Pohela Boishakh Foods and Culinary Traditions
Food is at the heart of Pohela Boishakh. The most iconic festive meal combines Panta Bhat (fermented watered rice) with Ilish Bhaji (fried Hilsa fish) — a pairing that has become synonymous with the festival, especially in Bangladesh. Other essential dishes include:
- Shorshe Ilish — Hilsa cooked in mustard sauce
- Bharta — mashed vegetable or fish pastes eaten with panta bhat
- Mishti Doi — sweetened yoghurt, a Bengali staple at every celebration
- Sandesh and Rasgolla — delicate Bengali sweets shared with guests
- Jilipi, Khoi, and Batasha — crispy spiralled sweets and sugar candies sold at Boishakhi fairs
To protect the dwindling Hilsa population, fishing bans are typically enforced around this period, framing a culinary tradition as also an environmental commitment.

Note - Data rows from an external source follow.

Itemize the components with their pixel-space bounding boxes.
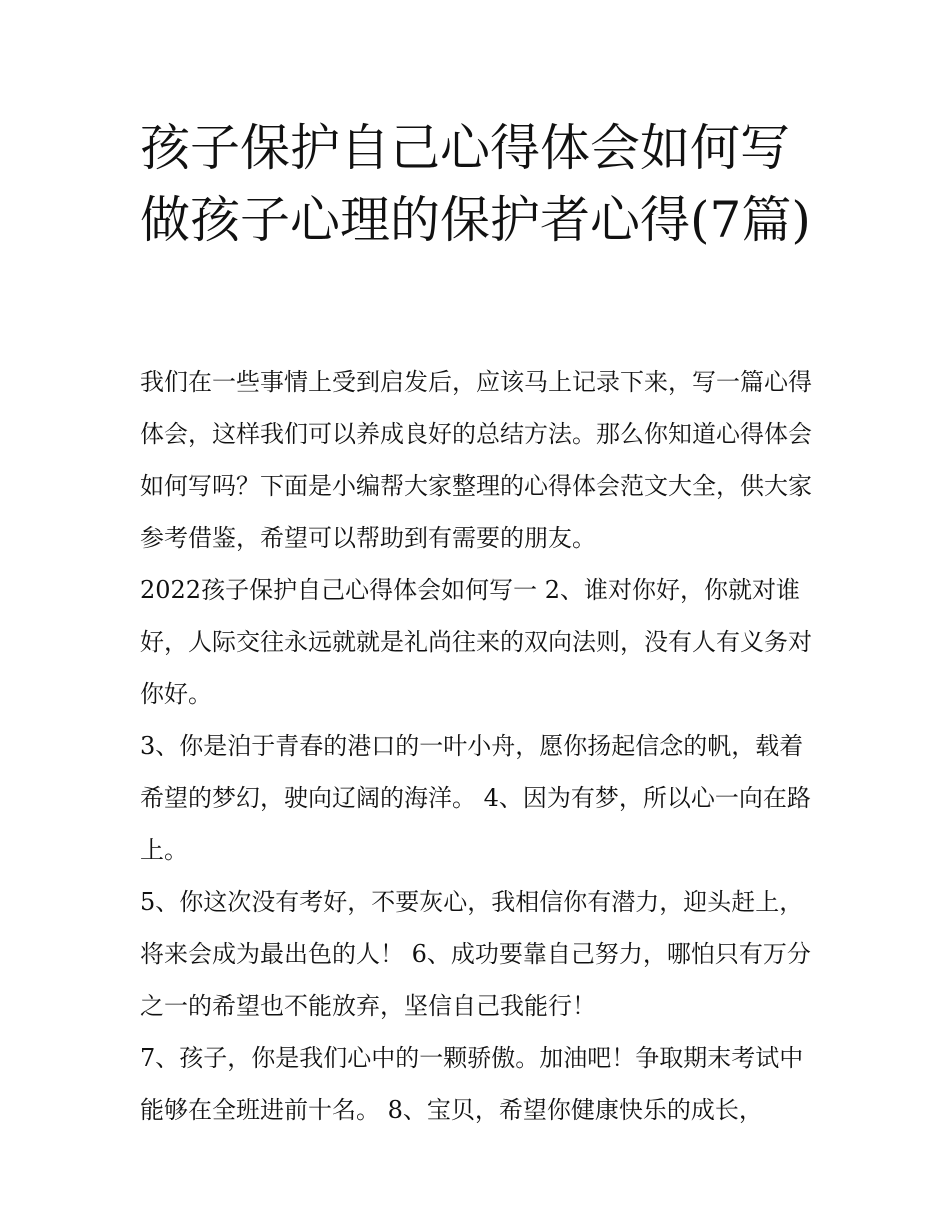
paragraph-4: 7、孩子，你是我们心中的一颗骄傲。加油吧！争取期末考试中能够在全班进前十名。 8、宝贝，希望你健康快乐的成长， bbox=[140, 1044, 804, 1124]
document-body bbox=[140, 356, 820, 1136]
paragraph-2: 3、你是泊于青春的港口的一叶小舟，愿你扬起信念的帆，载着希望的梦幻，驶向辽阔的海洋。 4、因为有梦，所以心一向在路上。 bbox=[140, 732, 811, 864]
paragraph-3: 5、你这次没有考好，不要灰心，我相信你有潜力，迎头赶上，将来会成为最出色的人！ 6、成功要靠自己努力，哪怕只有万分之一的希望也不能放弃，坚信自己我能行！ bbox=[140, 888, 811, 1020]
paragraph-1: 2022孩子保护自己心得体会如何写一 2、谁对你好，你就对谁好，人际交往永远就就是礼尚往来的双向法则，没有人有义务对你好。 bbox=[140, 576, 812, 708]
paragraph-intro: 我们在一些事情上受到启发后，应该马上记录下来，写一篇心得体会，这样我们可以养成良好的总结方法。那么你知道心得体会如何写吗？下面是小编帮大家整理的心得体会范文大全，供大家参考借鉴，希望可以帮助到有需要的朋友。 bbox=[140, 368, 812, 552]
page-title: 孩子保护自己心得体会如何写做孩子心理的保护者心得(7篇) bbox=[140, 119, 811, 249]
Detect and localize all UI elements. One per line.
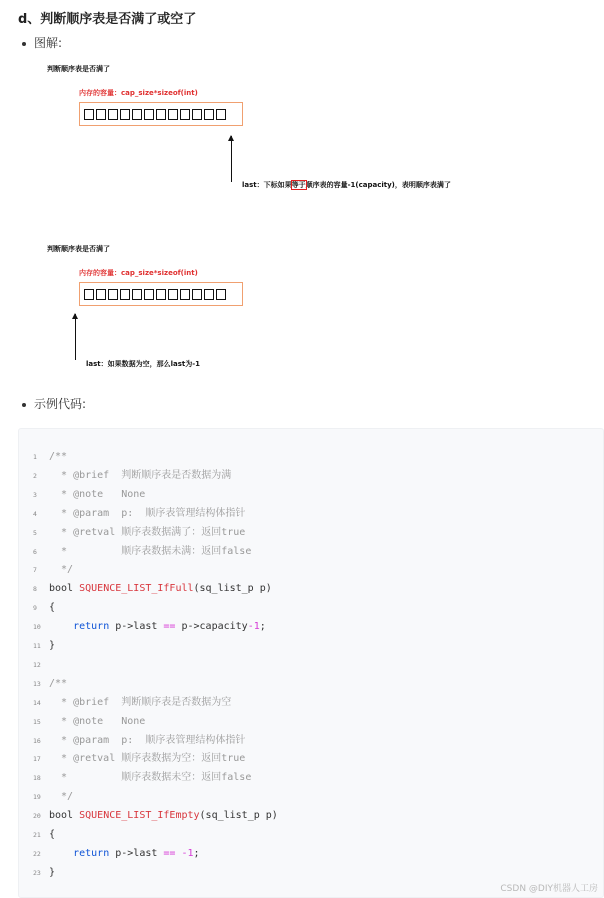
figure1-memory-label: 内存的容量：cap_size*sizeof(int) (79, 89, 198, 97)
memory-cell (108, 289, 118, 300)
memory-cell (192, 289, 202, 300)
memory-cell (168, 109, 178, 120)
line-number: 9 (33, 604, 37, 613)
line-number: 15 (33, 717, 41, 726)
code-text: * @param p: 顺序表管理结构体指针 (49, 734, 246, 746)
memory-cell (204, 109, 214, 120)
code-text: * @retval 顺序表数据为空：返回true (49, 753, 246, 765)
memory-cell (120, 109, 130, 120)
memory-cell (180, 289, 190, 300)
code-text: * @param p: 顺序表管理结构体指针 (49, 507, 246, 519)
bullet-diagram-label: 图解: (34, 36, 63, 50)
code-text: * @brief 判断顺序表是否数据为空 (49, 696, 232, 708)
code-text: * @retval 顺序表数据满了：返回true (49, 526, 246, 538)
code-text: } (49, 866, 56, 878)
line-number: 7 (33, 566, 37, 575)
line-number: 5 (33, 528, 37, 537)
memory-cell (96, 289, 106, 300)
memory-cell (156, 289, 166, 300)
memory-cell (180, 109, 190, 120)
memory-cell (168, 289, 178, 300)
line-number: 4 (33, 509, 37, 518)
line-number: 20 (33, 812, 41, 821)
line-number: 17 (33, 755, 41, 764)
figure1-note-before: last：下标如果 (242, 181, 292, 189)
memory-cell (216, 109, 226, 120)
line-number: 2 (33, 471, 37, 480)
line-number: 12 (33, 660, 41, 669)
line-number: 16 (33, 736, 41, 745)
figure1-memory-block (79, 102, 243, 126)
code-text: /** (49, 451, 68, 462)
figure2-memory-block (79, 282, 243, 306)
figure1-note-after: 顺序表的容量-1(capacity)，表明顺序表满了 (305, 181, 451, 189)
code-text: * @note None (49, 488, 146, 500)
figure2-memory-label: 内存的容量：cap_size*sizeof(int) (79, 269, 198, 277)
code-text: } (49, 640, 56, 651)
code-text: * @note None (49, 715, 146, 727)
line-number: 21 (33, 831, 41, 839)
figure1-up-arrow (231, 136, 232, 182)
code-text: { (49, 829, 56, 840)
code-text: */ (49, 791, 74, 803)
section-heading: d、判断顺序表是否满了或空了 (18, 12, 197, 27)
memory-cell (96, 109, 106, 120)
code-text: return p->last == -1; (73, 847, 200, 859)
memory-cell (204, 289, 214, 300)
bullet-dot (22, 403, 26, 407)
memory-cell (132, 109, 142, 120)
memory-cell (192, 109, 202, 120)
figure1-title: 判断顺序表是否满了 (47, 65, 110, 73)
memory-cell (84, 109, 94, 120)
line-number: 1 (33, 453, 37, 461)
code-text: return p->last == p->capacity-1; (73, 621, 266, 633)
memory-cell (84, 289, 94, 300)
memory-cell (216, 289, 226, 300)
line-number: 6 (33, 547, 37, 556)
line-number: 22 (33, 849, 41, 858)
line-number: 13 (33, 679, 41, 688)
figure2-note: last：如果数据为空，那么last为-1 (86, 360, 201, 368)
bullet-code-label: 示例代码: (34, 397, 87, 411)
line-number: 3 (33, 490, 37, 499)
figure2-title: 判断顺序表是否满了 (47, 245, 110, 253)
code-text: { (49, 602, 56, 614)
bullet-dot (22, 42, 26, 46)
line-number: 18 (33, 774, 41, 783)
code-text: bool SQUENCE_LIST_IfFull(sq_list_p p) (49, 583, 272, 595)
line-number: 14 (33, 698, 41, 707)
figure1-note (242, 180, 451, 190)
line-number: 19 (33, 793, 41, 802)
memory-cell (144, 109, 154, 120)
code-text: * 顺序表数据未满：返回false (49, 545, 252, 557)
code-text: */ (49, 564, 74, 576)
line-number: 23 (33, 868, 41, 877)
code-text: bool SQUENCE_LIST_IfEmpty(sq_list_p p) (49, 810, 278, 822)
figure1-note-highlight: 等于 (291, 181, 306, 189)
code-text: * @brief 判断顺序表是否数据为满 (49, 469, 232, 481)
bullet-diagram (22, 34, 62, 51)
memory-cell (156, 109, 166, 120)
code-text: /** (49, 677, 68, 689)
code-block[interactable] (18, 428, 604, 898)
watermark: CSDN @DIY机器人工房 (500, 884, 598, 894)
line-number: 11 (33, 642, 41, 650)
memory-cell (144, 289, 154, 300)
memory-cell (120, 289, 130, 300)
line-number: 8 (33, 585, 37, 594)
code-text: * 顺序表数据未空：返回false (49, 772, 252, 784)
figure2-up-arrow (75, 314, 76, 360)
memory-cell (132, 289, 142, 300)
memory-cell (108, 109, 118, 120)
bullet-code (22, 395, 86, 412)
line-number: 10 (33, 623, 41, 632)
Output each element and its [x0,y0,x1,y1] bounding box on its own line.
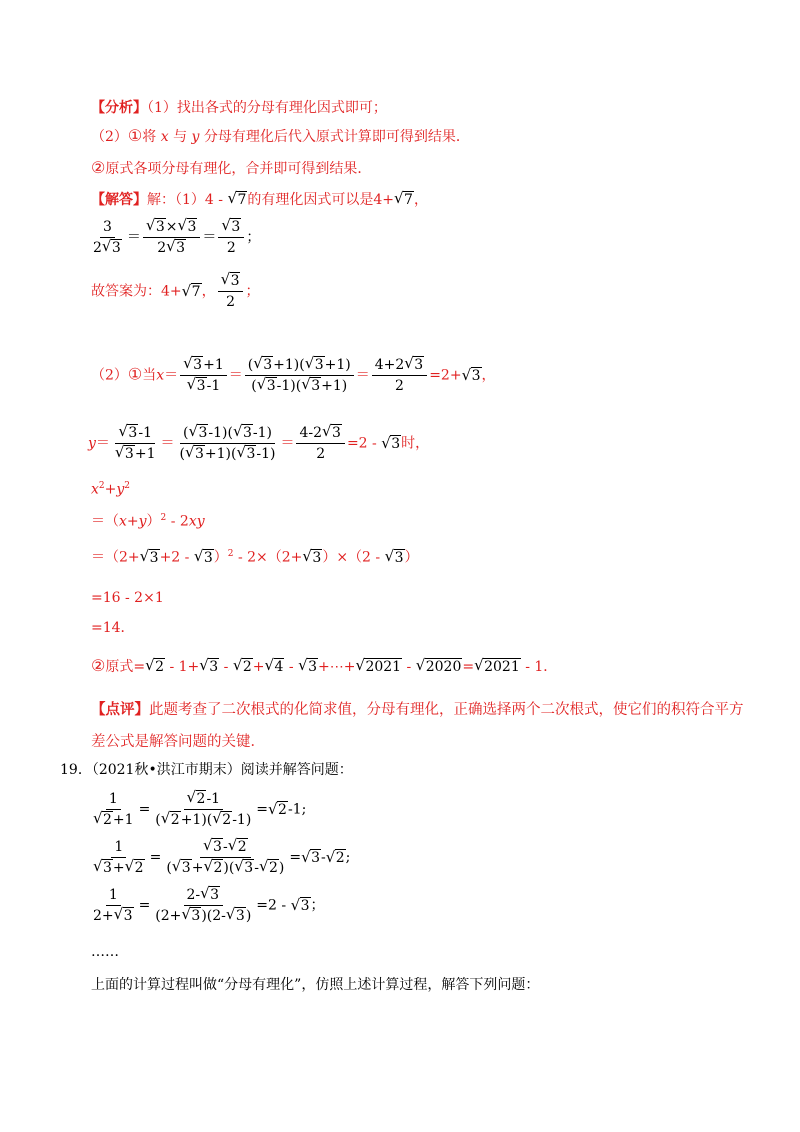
equals-sign: ＝ [355,367,370,384]
equals-sign: ＝ [164,367,179,384]
equals-sign: ＝ [228,367,243,384]
analysis-part-label: （2） [91,129,128,145]
equals-sign: ＝ [126,229,141,246]
example-1: 1 √ 2+1 = √ $\frac{2-1}{(√ 2+1)(√ 2-1)}$ =√ 2-1; [88,790,306,829]
circle-2-marker: ② [91,158,106,177]
fraction: $\frac{3}{2√ 3}$ [90,218,125,257]
answer-text: 故答案为：4+ [91,283,182,300]
fraction: $\frac{2-√ 3}{(2+√ 3)(2-√ 3)}$ [152,886,254,925]
comment-text: 此题考查了二次根式的化简求值，分母有理化，正确选择两个二次根式，使它们的积符合平方 [149,702,744,718]
sqrt-3: √ 3 [381,436,401,452]
circle-2-marker: ② [91,656,106,675]
rationalize-3-over-2sqrt3 [88,218,260,257]
example-2: 1 √ 3+√ 2 = √ $\frac{3-√ 2}{(√ 3+√ 2)(√ 3-√ 2)}$ =√ 3-√ 2; [88,838,350,877]
comma: ， [481,367,496,384]
fraction: √ 3+1 √ 3-1 [180,356,227,395]
var-y: y [88,435,96,452]
question-19-header [60,760,353,780]
fraction: $\frac{(√ 3+1)(√ 3+1)}{(√ 3-1)(√ 3+1)}$ [245,356,354,395]
analysis-line-1 [91,98,387,118]
equals-sign: ＝ [202,229,217,246]
answer-line [91,272,259,311]
fraction: √ 3-1 √ 3+1 [112,424,159,463]
text: 当 [142,367,157,384]
fraction: 1 √ 3+√ 2 [90,838,148,877]
fraction: $\frac{4-2√ 3}{2}$ [296,424,344,463]
fraction: √ $\frac{2-1}{(√ 2+1)(√ 2-1)}$ [152,790,254,829]
step-4: =14． [91,620,135,636]
fraction: √ $\frac{3}{2}$ [218,218,244,257]
sqrt-7: √ 7 [227,190,247,210]
result-text: =2 - [346,435,382,452]
solution-text: 的有理化因式可以是4+ [247,192,395,208]
solution-text: 解：（1）4 - [147,192,228,208]
sqrt-7: √ 7 [394,190,414,210]
result-text: =2+ [429,367,462,384]
comment-line-1 [91,700,744,720]
comment-tag: 【点评】 [91,701,149,718]
analysis-line-3 [91,158,371,179]
analysis-text-1: （1）找出各式的分母有理化因式即可； [147,100,387,116]
sqrt-3: √ 3 [462,368,482,384]
var-y: y [191,129,200,145]
solution-tag: 【解答】 [91,192,147,208]
part-label: （2） [91,367,128,384]
y-value-line [88,424,429,463]
analysis-line-2 [91,126,470,147]
x2-plus-y2: $x^2+y^2$ [91,481,131,498]
analysis-text-3: 原式各项分母有理化，合并即可得到结果． [105,161,372,177]
sqrt-7: √ 7 [182,284,202,300]
analysis-text: 分母有理化后代入原式计算即可得到结果． [203,129,470,145]
question-source: （2021秋•洪江市期末）阅读并解答问题： [91,762,353,778]
equals-sign: ＝ [280,435,295,452]
fraction: √ $\frac{3}{2}$ [218,272,244,311]
solution-text: ， [413,192,428,208]
analysis-text: 与 [173,129,188,145]
question-19-description: 上面的计算过程叫做“分母有理化”，仿照上述计算过程，解答下列问题： [91,977,540,993]
equals-sign: ＝ [160,435,175,452]
fraction: 1 √ 2+1 [90,790,137,829]
fraction: $\frac{4+2√ 3}{2}$ [372,356,427,395]
solution-line-1 [91,190,428,210]
fraction: √ $\frac{3\times√ 3}{2√ 3}$ [143,218,201,257]
semicolon: ； [245,283,260,300]
text: 时， [401,435,430,452]
original-expression-line: ②原式=√ 2 - 1+√ 3 - √ 2+√ 4 - √ 3+⋯+√ 2021 - √ 2020=√ 2021 - 1． [91,656,557,677]
fraction: $\frac{1}{2+√ 3}$ [90,886,137,925]
var-x: x [160,129,169,145]
example-3: $\frac{1}{2+√ 3}$ = $\frac{2-√ 3}{(2+√ 3)(2-√ 3)}$ =2 - √ 3； [88,886,325,925]
ellipsis: …… [91,944,119,960]
var-x: x [156,367,165,384]
comma: ， [201,283,216,300]
analysis-text: 将 [142,129,157,145]
circle-1-marker: ① [127,126,143,145]
fraction: $\frac{(√ 3-1)(√ 3-1)}{(√ 3+1)(√ 3-1)}$ [176,424,278,463]
step-3: =16 - 2×1 [91,590,164,606]
fraction: √ $\frac{3-√ 2}{(√ 3+√ 2)(√ 3-√ 2)}$ [163,838,287,877]
comment-line-2: 差公式是解答问题的关键． [91,734,265,750]
period: ； [246,229,261,246]
x-value-line [91,356,496,395]
circle-1-marker: ① [127,364,143,384]
question-number: 19． [60,762,92,778]
step-2: ＝（2+√ 3+2 - √ 3）$^2$ - 2×（2+√ 3）×（2 - √ 3） [91,544,419,568]
step-1: $=(x+y)^2 - 2xy$ [91,513,205,530]
analysis-tag: 【分析】 [91,100,147,116]
equals-sign: ＝ [95,435,110,452]
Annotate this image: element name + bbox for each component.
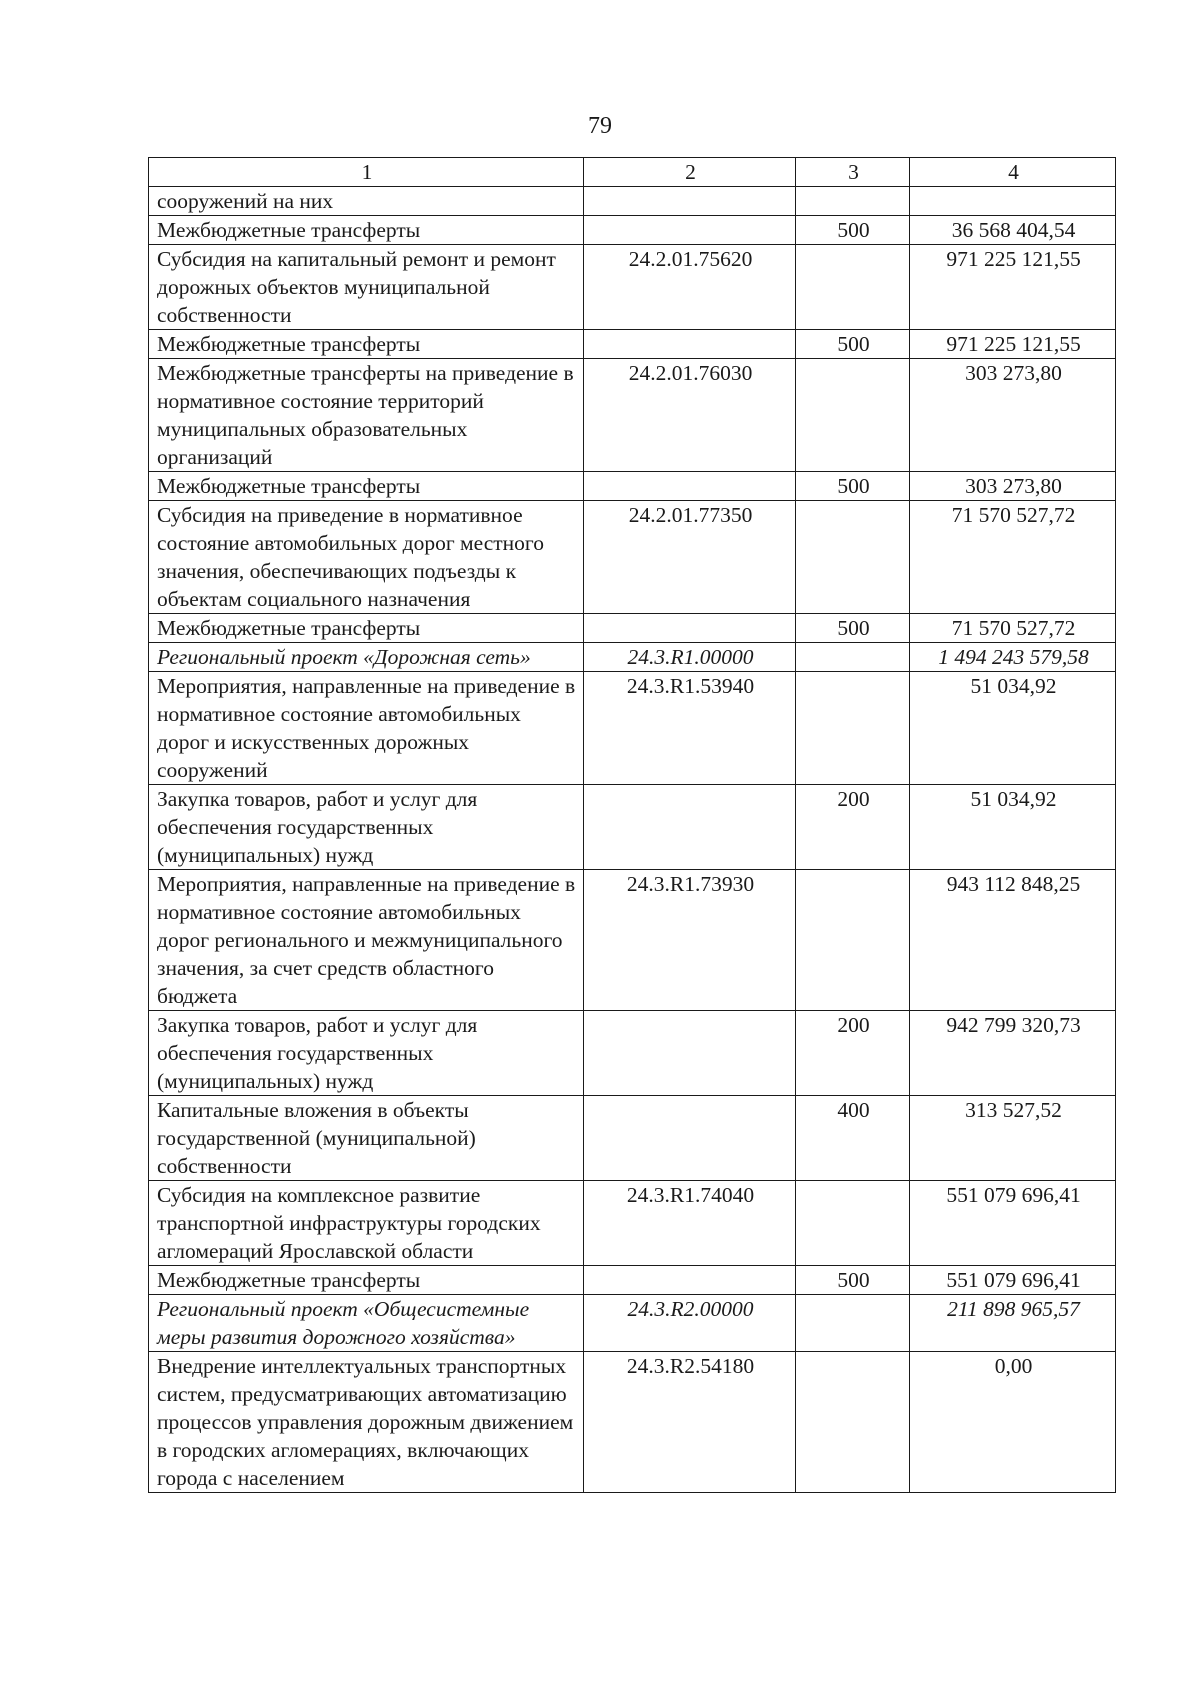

Music, Art, and Cultural Expression

Music is the soul of Pohela Boishakh. Rabindranath Tagore’s compositions — Rabindra Sangeet — form the emotional backbone of the festival. His song Esho he Boishakh is sung at dawn celebrations across Dhaka and Kolkata and is the festival’s most recognised musical symbol.
Folk music forms — Baul (mystic folk songs), Bhatiali (river songs), and Jari gaan — are performed at Boishakhi Melas. Classical Jatra (folk theatre) is a traditional entertainment form during the festival.
Visual art plays a significant role through the Mangal Shobhajatra, where students from Dhaka University’s Faculty of Fine Arts create elaborate papier-mâché masks, giant puppets, and thematic floats. The motifs — owls (wisdom), tigers (courage), fish (prosperity) — are drawn from Bengali folk art traditions. Alpana (floor art in white paste) is a traditional decorative art form practised in Bengali homes on the occasion.
Modern Observance and Evolving Practices
Pohela Boishakh continues to evolve while holding onto its cultural core. Social media has given the festival a vibrant digital presence, with Shubho Noboborsho trending across platforms on April 14–15 each year. Diaspora families use video calls to celebrate across time zones, and many community events are live-streamed globally.
Environmental awareness has also shaped modern celebrations — eco-friendly decorations, reduced plastic use at Boishakhi Melas, and the Hilsa fishing ban reflect a growing consciousness around sustainability.
How to wish someone on Pohela Boishakh: The traditional greeting is শুভ নববর্ষ — Shubho Noboborsho (“Auspicious New Year”). In English-speaking contexts, “Happy Pohela Boishakh” or “Happy Bengali New Year” is widely used.
Traditional dress: Women wear red-bordered white or red-and-white saris with flowers in their hair; men wear white or red kurtas with traditional embroidery — a palette said to originate from the red-covered, white-paged Haal Khata ledgers.
Cultural Reflection
Pohela Boishakh is more than a date on the calendar. It is the annual reaffirmation of a civilisation — of the Bengali people’s love for their language, music, food, and each other. For millions of Bengalis living outside South Asia, the festival is a moment to bridge distance — to cook a Bengali meal in a foreign kitchen, play Tagore on a speaker, and remember that cultural roots are not lost, only carried forward.
As Bengali Year 1433 begins on April 15, 2026, the greeting rings out across continents:
শুভ নববর্ষ ১৪৩৩ — Shubho Noboborsho 1433. May the new year bring joy, prosperity, and togetherness to all.